Wellington (New Zealand): Hurricane-force winds and snow were preventing searchers on Friday from reaching a plane believed to have crashed in an Antarctic mountain range while carrying three Canadians.
Its emergency locater started transmitting late on Wednesday about 680 kilometers north of the South Pole, but the weather has prevented search planes overhead from seeing the presumed crash site itself.
Rescuers don`t know if the men are alive. Their plane has survival gear including tents and food.
The locater stopped transmitting yesterday night and crews have been unable to establish radio contact. Rescuers say a break in the weather is forecast tomorrow.
One man on the plane has been identified as Bob Heath from the Northwest Territories, an experienced pilot in both the Antarctic and Arctic. Rescuers say the other two men were also part of the flight crew and that no passengers were aboard.
The propeller-driven de Havilland Twin Otter, was flying from a US station near the pole to an Italian research base in Terra Nova Bay.
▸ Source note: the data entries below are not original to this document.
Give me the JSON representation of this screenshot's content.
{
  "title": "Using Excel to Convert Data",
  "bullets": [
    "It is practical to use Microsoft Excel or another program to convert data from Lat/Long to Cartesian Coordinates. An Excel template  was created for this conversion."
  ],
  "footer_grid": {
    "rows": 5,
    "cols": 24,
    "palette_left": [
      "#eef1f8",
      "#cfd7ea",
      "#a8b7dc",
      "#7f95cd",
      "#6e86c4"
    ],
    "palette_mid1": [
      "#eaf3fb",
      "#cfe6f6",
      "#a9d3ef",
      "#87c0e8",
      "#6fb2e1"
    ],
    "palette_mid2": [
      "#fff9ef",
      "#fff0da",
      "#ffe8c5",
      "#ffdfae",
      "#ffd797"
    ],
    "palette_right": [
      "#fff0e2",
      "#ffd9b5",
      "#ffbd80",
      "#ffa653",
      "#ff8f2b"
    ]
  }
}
Rescuers believe it crashed in the Queen Alexandra mountain range at an elevation of about 3,900 meters.
Winds of up to 90 knots (104 miles per hour) have been blowing yesterday and today.
Steve Rendle, a spokesman for New Zealand`s Rescue Coordination Centre, said rescue planes circled the area on yesterday and today but have been unable to spot the downed plane due to poor visibility. He said the battery on the locater beacon may have run out but that rescuers have a good fix on its location.
He said that when the weather clears, crews hope to establish a forward base at the Beardmore Glacier about 50 kilometers from the assumed crash site. He said there`s a rudimentary runway and a fuel depot at the glacier.
For now, two helicopters and a small plane remain at McMurdo Station, the main US base about four hours` flight away. He said the elevation provides extra challenges for helicopter crews.